I bet a lot of social sciences and psychology research would crumble if subjected to this level of scrutiny and default-skepticism. The harder sciences would probably fare better but you’d still find a lot of wishful thinking, dodgy borderline effects, p hacking, and fraud. You’d probably winnow science down to a very solid core, which would be a good thing but would leave you with a lot of math, physics, chemistry, etc. and a lot less other stuff.
Yes - the fact is that with the same attitude it would be very hard to have *any* kind of science, because if the default answer is "it must be wrong because it's impossible. so did you control X and Y? no? you see, you are a fraud". If it was applied to Newton's law, I fear they would still be debating the weight and color of the famous apple.
(not taking a position on the contents here, just on the social process).
I personally find parapsychology very interesting - and it's worth reading about, worst case consider it well-build scientific SF. It asks a lot of interesting questions: how do you study something where the scientist is directly entangled? how do you study something where you may have an actively hostile field of research? see e.g. https://books.google.ch/books/about/The_Trickster_and_the_Pa... who was written by Hansen on leaving the field....
Decent counterpoint, and I am aware that there are some anomalous results in the field that do not appear to be fraud or just bad design.
There’s two reasons most people dismiss this stuff. Well three really but the third is less scientific.
(1) There does not seem to be a way to reliably isolate, repeat, or amplify the phenomenon. Something always at the edge of detection that can never be pinned down is often indicative of error or a hypothesis that’s off the mark.
(2) We cannot possibly imagine a natural mechanism that would explain this stuff without a lot of very soft SF hand waving. Entanglement does not transfer information. The brain only consumes an average of about 30-40 watts of power, so it’s not firing particle beams.
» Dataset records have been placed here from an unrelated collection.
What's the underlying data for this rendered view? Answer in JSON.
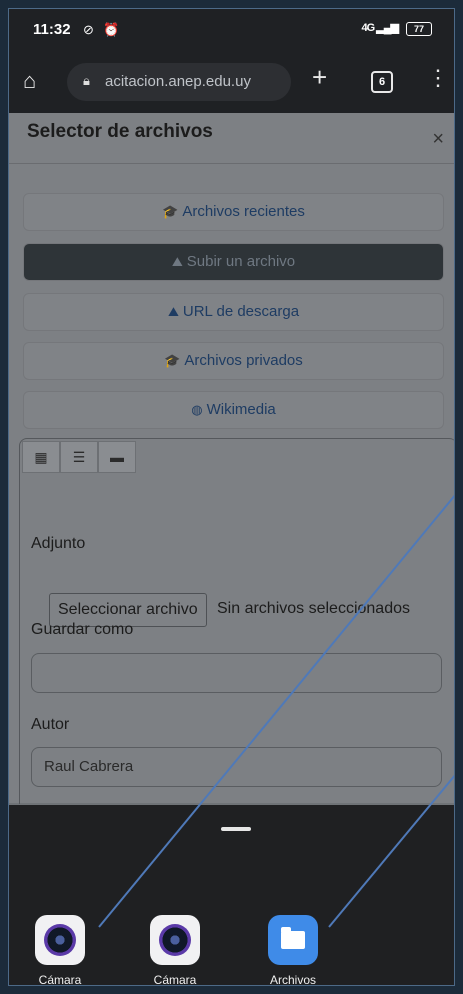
{
  "status": {
    "time": "11:32",
    "network": "4G",
    "battery": "77"
  },
  "browser": {
    "url": "acitacion.anep.edu.uy",
    "tab_count": "6"
  },
  "dialog": {
    "title": "Selector de archivos",
    "close": "×",
    "repositories": [
      {
        "label": "Archivos recientes",
        "icon": "moodle-icon"
      },
      {
        "label": "Subir un archivo",
        "icon": "upload-icon",
        "active": true
      },
      {
        "label": "URL de descarga",
        "icon": "url-icon"
      },
      {
        "label": "Archivos privados",
        "icon": "moodle-icon"
      },
      {
        "label": "Wikimedia",
        "icon": "globe-icon"
      }
    ],
    "view_buttons": [
      "grid-icon",
      "list-icon",
      "folder-icon"
    ],
    "form": {
      "attachment_label": "Adjunto",
      "choose_file_button": "Seleccionar archivo",
      "no_file_text": "Sin archivos seleccionados",
      "save_as_label": "Guardar como",
      "save_as_value": "",
      "author_label": "Autor",
      "author_value": "Raul Cabrera"
    }
  },
  "sheet": {
    "apps": [
      {
        "label": "Cámara",
        "icon": "camera-icon"
      },
      {
        "label": "Cámara",
        "icon": "camera-icon"
      },
      {
        "label": "Archivos",
        "icon": "files-folder-icon"
      }
    ]
  },
  "colors": {
    "annotation_line": "#4f79b8",
    "active_repo_bg": "#2e3438",
    "files_app": "#3f8be8"
  }
}
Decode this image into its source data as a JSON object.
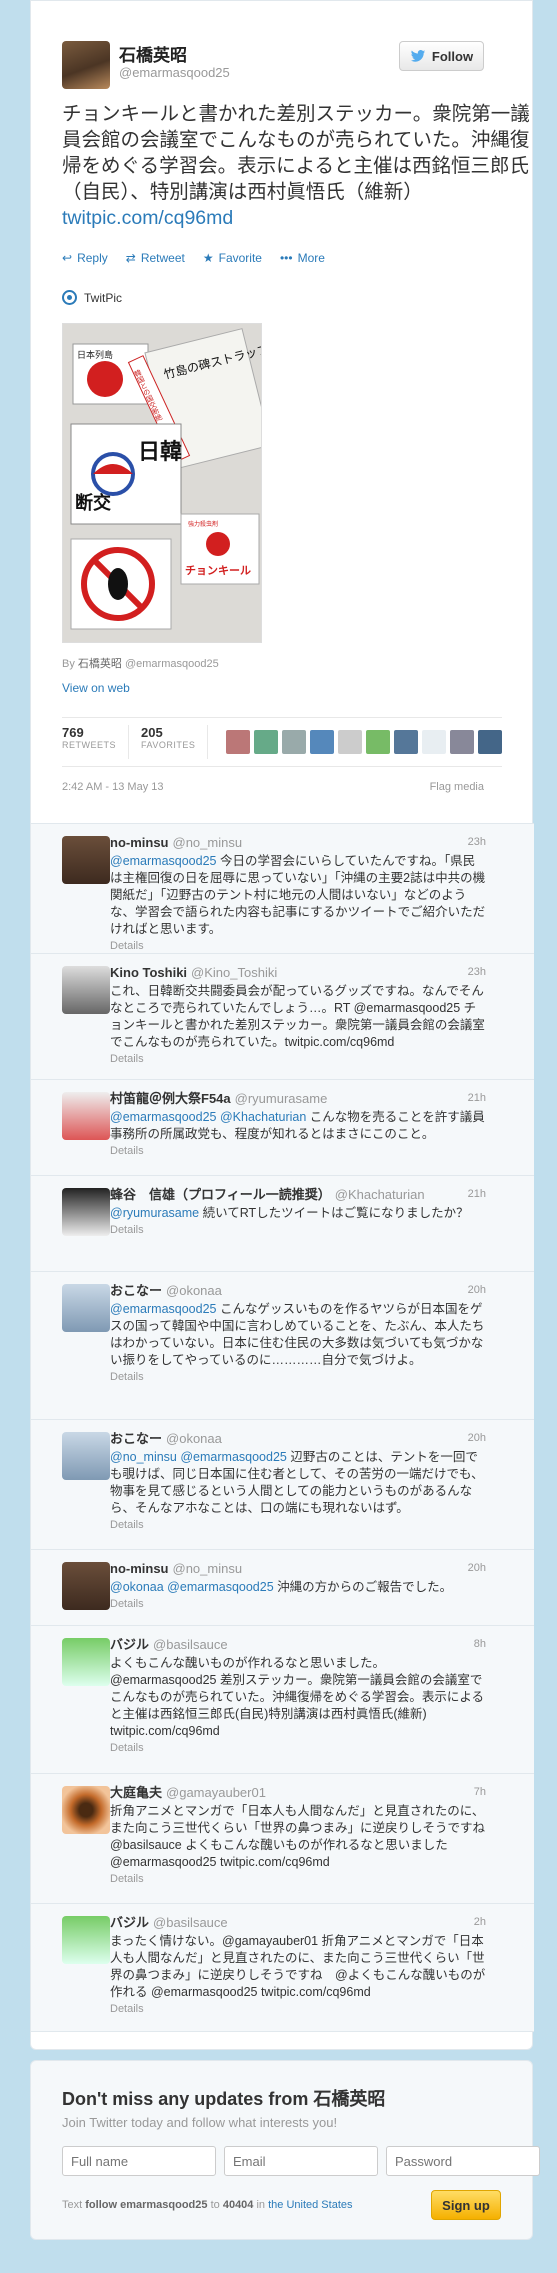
{
  "tweet": {
    "name": "石橋英昭",
    "handle": "@emarmasqood25",
    "follow_label": "Follow",
    "text": "チョンキールと書かれた差別ステッカー。衆院第一議員会館の会議室でこんなものが売られていた。沖縄復帰をめぐる学習会。表示によると主催は西銘恒三郎氏（自民）、特別講演は西村眞悟氏（維新）",
    "link": "twitpic.com/cq96md",
    "actions": {
      "reply": "Reply",
      "retweet": "Retweet",
      "favorite": "Favorite",
      "more": "More"
    },
    "media_source": "TwitPic",
    "photo_texts": {
      "s1": "日本列島",
      "s2": "竹島の碑ストラップ",
      "s3": "韓国との国交断絶",
      "s4": "日韓",
      "s5": "断交",
      "s6": "強力殺虫剤",
      "s7": "チョンキール"
    },
    "byline_prefix": "By",
    "byline_name": "石橋英昭",
    "byline_handle": "@emarmasqood25",
    "view_on_web": "View on web",
    "retweets": "769",
    "retweets_label": "RETWEETS",
    "favorites": "205",
    "favorites_label": "FAVORITES",
    "timestamp": "2:42 AM - 13 May 13",
    "flag": "Flag media"
  },
  "replies": [
    {
      "name": "no-minsu",
      "handle": "@no_minsu",
      "time": "23h",
      "mention": "@emarmasqood25",
      "text": " 今日の学習会にいらしていたんですね。「県民は主権回復の日を屈辱に思っていない」「沖縄の主要2誌は中共の機関紙だ」「辺野古のテント村に地元の人間はいない」などのような、学習会で語られた内容も記事にするかツイートでご紹介いただければと思います。",
      "details": "Details"
    },
    {
      "name": "Kino Toshiki",
      "handle": "@Kino_Toshiki",
      "time": "23h",
      "mention": "",
      "text": "これ、日韓断交共闘委員会が配っているグッズですね。なんでそんなところで売られていたんでしょう…。RT @emarmasqood25 チョンキールと書かれた差別ステッカー。衆院第一議員会館の会議室でこんなものが売られていた。twitpic.com/cq96md",
      "details": "Details"
    },
    {
      "name": "村笛龍＠例大祭F54a",
      "handle": "@ryumurasame",
      "time": "21h",
      "mention": "@emarmasqood25 @Khachaturian",
      "text": " こんな物を売ることを許す議員事務所の所属政党も、程度が知れるとはまさにこのこと。",
      "details": "Details"
    },
    {
      "name": "蜂谷　信雄（プロフィール一読推奨）",
      "handle": "@Khachaturian",
      "time": "21h",
      "mention": "@ryumurasame",
      "text": " 続いてRTしたツイートはご覧になりましたか？",
      "details": "Details"
    },
    {
      "name": "おこなー",
      "handle": "@okonaa",
      "time": "20h",
      "mention": "@emarmasqood25",
      "text": " こんなゲッスいものを作るヤツらが日本国をゲスの国って韓国や中国に言わしめていることを、たぶん、本人たちはわかっていない。日本に住む住民の大多数は気づいても気づかない振りをしてやっているのに…………自分で気づけよ。",
      "details": "Details"
    },
    {
      "name": "おこなー",
      "handle": "@okonaa",
      "time": "20h",
      "mention": "@no_minsu @emarmasqood25",
      "text": " 辺野古のことは、テントを一回でも覗けば、同じ日本国に住む者として、その苦労の一端だけでも、物事を見て感じるという人間としての能力というものがあるんなら、そんなアホなことは、口の端にも現れないはず。",
      "details": "Details"
    },
    {
      "name": "no-minsu",
      "handle": "@no_minsu",
      "time": "20h",
      "mention": "@okonaa @emarmasqood25",
      "text": " 沖縄の方からのご報告でした。",
      "details": "Details"
    },
    {
      "name": "バジル",
      "handle": "@basilsauce",
      "time": "8h",
      "mention": "",
      "text": "よくもこんな醜いものが作れるなと思いました。@emarmasqood25 差別ステッカー。衆院第一議員会館の会議室でこんなものが売られていた。沖縄復帰をめぐる学習会。表示によると主催は西銘恒三郎氏(自民)特別講演は西村眞悟氏(維新) twitpic.com/cq96md",
      "details": "Details"
    },
    {
      "name": "大庭亀夫",
      "handle": "@gamayauber01",
      "time": "7h",
      "mention": "",
      "text": "折角アニメとマンガで「日本人も人間なんだ」と見直されたのに、また向こう三世代くらい「世界の鼻つまみ」に逆戻りしそうですね　@basilsauce よくもこんな醜いものが作れるなと思いました　@emarmasqood25 twitpic.com/cq96md",
      "details": "Details"
    },
    {
      "name": "バジル",
      "handle": "@basilsauce",
      "time": "2h",
      "mention": "",
      "text": "まったく情けない。@gamayauber01 折角アニメとマンガで「日本人も人間なんだ」と見直されたのに、また向こう三世代くらい「世界の鼻つまみ」に逆戻りしそうですね　@よくもこんな醜いものが作れる @emarmasqood25 twitpic.com/cq96md",
      "details": "Details"
    }
  ],
  "signup": {
    "title": "Don't miss any updates from 石橋英昭",
    "subtitle": "Join Twitter today and follow what interests you!",
    "name_ph": "Full name",
    "email_ph": "Email",
    "password_ph": "Password",
    "foot_text": "Text",
    "foot_cmd": "follow emarmasqood25",
    "foot_to": "to",
    "foot_num": "40404",
    "foot_in": "in",
    "foot_loc": "the United States",
    "button": "Sign up"
  },
  "colors": {
    "link": "#2b7bb9",
    "bg": "#c0deed",
    "signup": "#f5b000"
  }
}
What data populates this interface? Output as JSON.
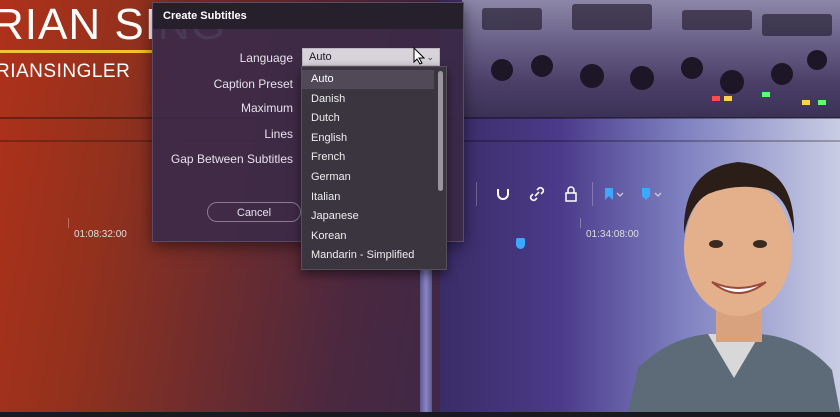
{
  "banner": {
    "name": "RIAN SING",
    "handle": "RIANSINGLER"
  },
  "timeline": {
    "timecode_left": "01:08:32:00",
    "timecode_right": "01:34:08:00"
  },
  "dialog": {
    "title": "Create Subtitles",
    "labels": {
      "language": "Language",
      "caption_preset": "Caption Preset",
      "maximum": "Maximum",
      "lines": "Lines",
      "gap": "Gap Between Subtitles"
    },
    "cancel_label": "Cancel",
    "language_select": {
      "value": "Auto",
      "chevron": "⌄"
    },
    "language_options": [
      "Auto",
      "Danish",
      "Dutch",
      "English",
      "French",
      "German",
      "Italian",
      "Japanese",
      "Korean",
      "Mandarin - Simplified"
    ],
    "selected_option_index": 0
  },
  "toolbar_icons": [
    "magnet-icon",
    "link-icon",
    "lock-icon",
    "flag-icon",
    "marker-icon"
  ],
  "colors": {
    "accent_blue": "#3da8ff",
    "banner_underline": "#f2c233",
    "dialog_bg": "#3c2a48",
    "dropdown_selected": "#514958"
  }
}
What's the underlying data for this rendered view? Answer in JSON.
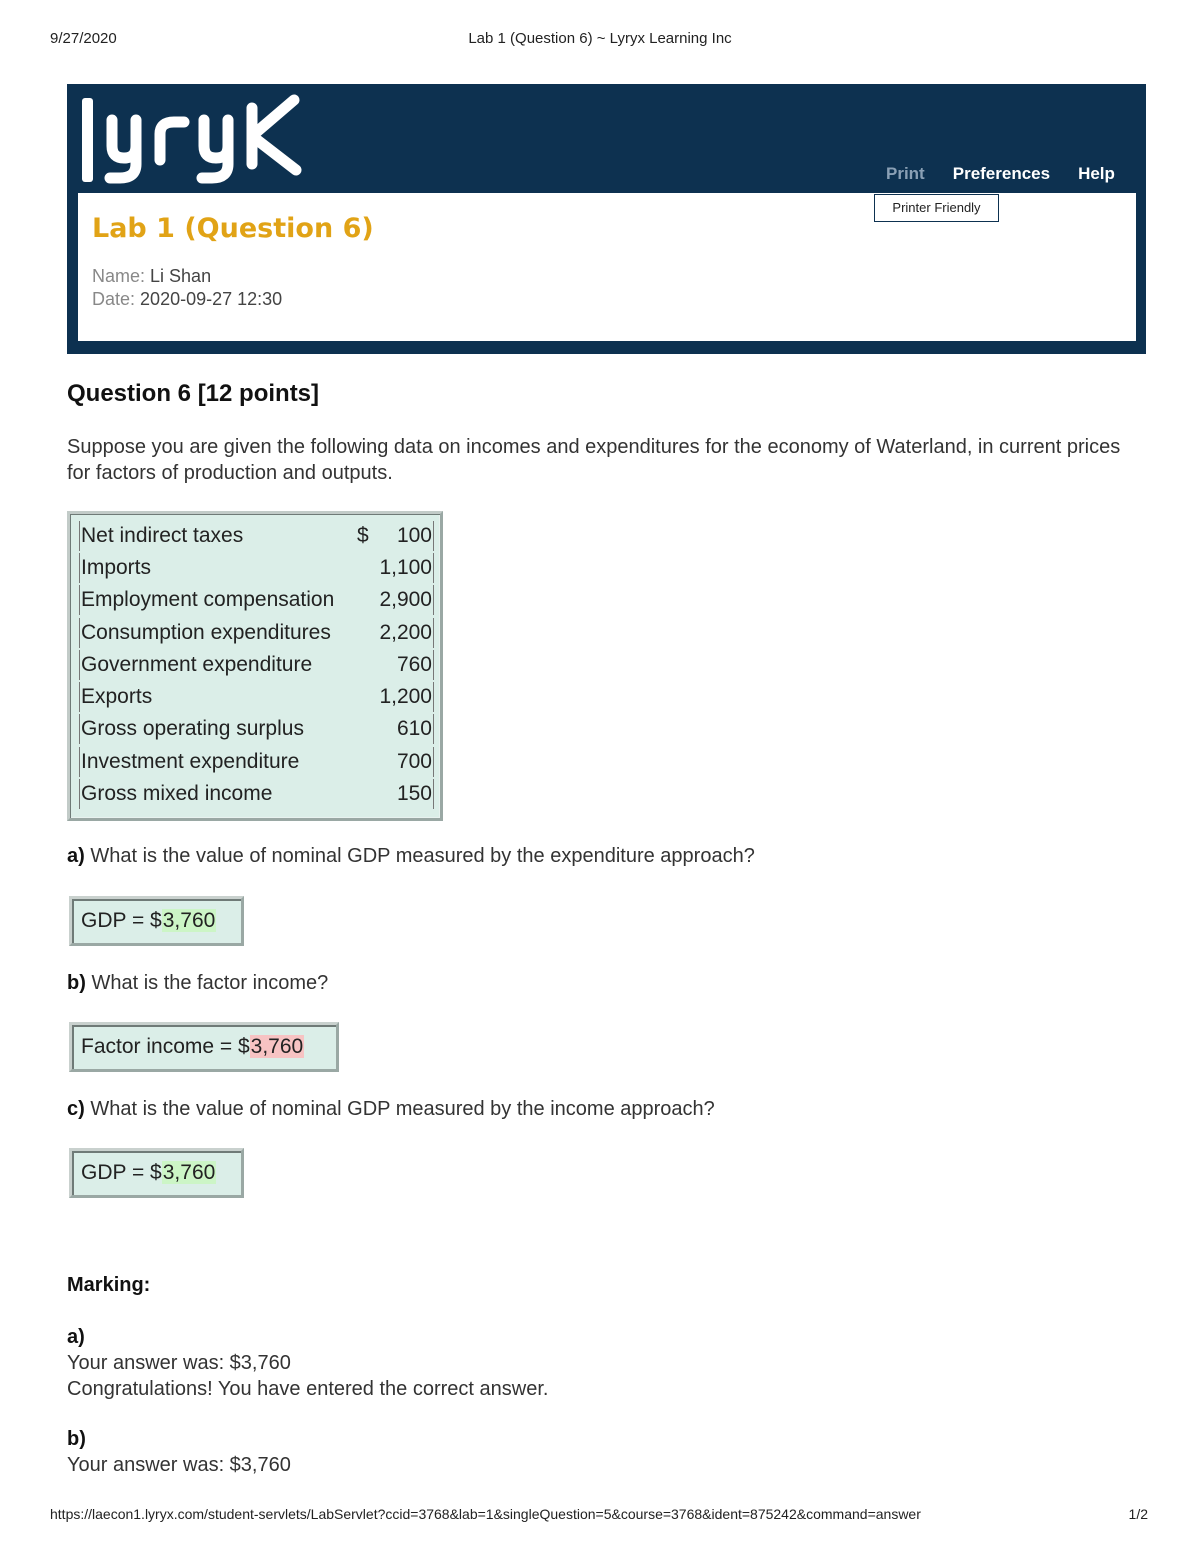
{
  "print_header": {
    "date": "9/27/2020",
    "title": "Lab 1 (Question 6) ~ Lyryx Learning Inc"
  },
  "app": {
    "logo_text": "lyryx",
    "nav": {
      "print": "Print",
      "preferences": "Preferences",
      "help": "Help"
    },
    "print_menu": {
      "printer_friendly": "Printer Friendly"
    },
    "lab_title": "Lab 1 (Question 6)",
    "name_label": "Name:",
    "name_value": "Li Shan",
    "date_label": "Date:",
    "date_value": "2020-09-27 12:30",
    "colors": {
      "banner": "#0d3150",
      "title_accent": "#e1a316",
      "correct": "#ccf5c6",
      "incorrect": "#f7c3c3"
    }
  },
  "question": {
    "heading": "Question 6 [12 points]",
    "intro": "Suppose you are given the following data on incomes and expenditures for the economy of Waterland, in current prices for factors of production and outputs.",
    "table": {
      "currency": "$",
      "rows": [
        {
          "label": "Net indirect taxes",
          "value": "100"
        },
        {
          "label": "Imports",
          "value": "1,100"
        },
        {
          "label": "Employment compensation",
          "value": "2,900"
        },
        {
          "label": "Consumption expenditures",
          "value": "2,200"
        },
        {
          "label": "Government expenditure",
          "value": "760"
        },
        {
          "label": "Exports",
          "value": "1,200"
        },
        {
          "label": "Gross operating surplus",
          "value": "610"
        },
        {
          "label": "Investment expenditure",
          "value": "700"
        },
        {
          "label": "Gross mixed income",
          "value": "150"
        }
      ]
    },
    "parts": [
      {
        "letter": "a)",
        "text": "What is the value of nominal GDP measured by the expenditure approach?",
        "answer_prefix": "GDP = $",
        "answer_value": "3,760",
        "status": "correct"
      },
      {
        "letter": "b)",
        "text": "What is the factor income?",
        "answer_prefix": "Factor income = $",
        "answer_value": "3,760",
        "status": "incorrect"
      },
      {
        "letter": "c)",
        "text": "What is the value of nominal GDP measured by the income approach?",
        "answer_prefix": "GDP = $",
        "answer_value": "3,760",
        "status": "correct"
      }
    ]
  },
  "marking": {
    "heading": "Marking:",
    "items": [
      {
        "letter": "a)",
        "answer_line": "Your answer was:  $3,760",
        "feedback": "Congratulations! You have entered the correct answer."
      },
      {
        "letter": "b)",
        "answer_line": "Your answer was:  $3,760"
      }
    ]
  },
  "print_footer": {
    "url": "https://laecon1.lyryx.com/student-servlets/LabServlet?ccid=3768&lab=1&singleQuestion=5&course=3768&ident=875242&command=answer",
    "page": "1/2"
  }
}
The human body does not emit EM or RF to any meaningful degree and is pretty non-responsive to it. Some of the results are so weird that you’d have to posit actual magic or the universe being a simulation or some wholly absolutely unknown realm of physics.
The last less scientific reason is:
(3) There have been a lot of fakes in this field and historically it’s associated with cults, occult weirdos, religious nuts, etc. These are people scientists generally scoff at with some legitimate reason.
About (1), that's what Rhine did his whole life. Of course, it's all "debunked" - at the end you either trust what he did or think he was a fraud.
About (2), I don't think it is really relevant, as long as there is (1). My main doubt here is: if there is a way to obtain some advantage out of it, why isn't evolution using this extensively? life is usually pretty good at exploring all possible paths. But maybe it does, and once we "see" it, it is everywhere.
For point (3), someone suggests this is structural, and that liminality/trickster effects are the very thing we are talking about. Thence (1). If you are interested, I suggest checking out the book on Trickster - and also Jacques Vallee's "Messengers of deception".
Personally, I'm not sure what to make of all this, but it is very fascinating.
I think we should accept that there is room for science and then there is room for philosophy. For instance, I find it doubtful that the answer to the question "is racism okay?" involves the reasoning "empirically, there [are|aren't] factors of intelligence/behavior/ability that denote one race from another". We can't discover facts out of thin air or from orthogonal facts, and it only serves to delude us by not acknowledging that. Before good and bad, harm and benefit, something isn't science, by definition, if it crumbles under reproduction or basic skepticism. Moral discussions, including whether this alternate culture of thinking about science is good or not, are intertwined but separate.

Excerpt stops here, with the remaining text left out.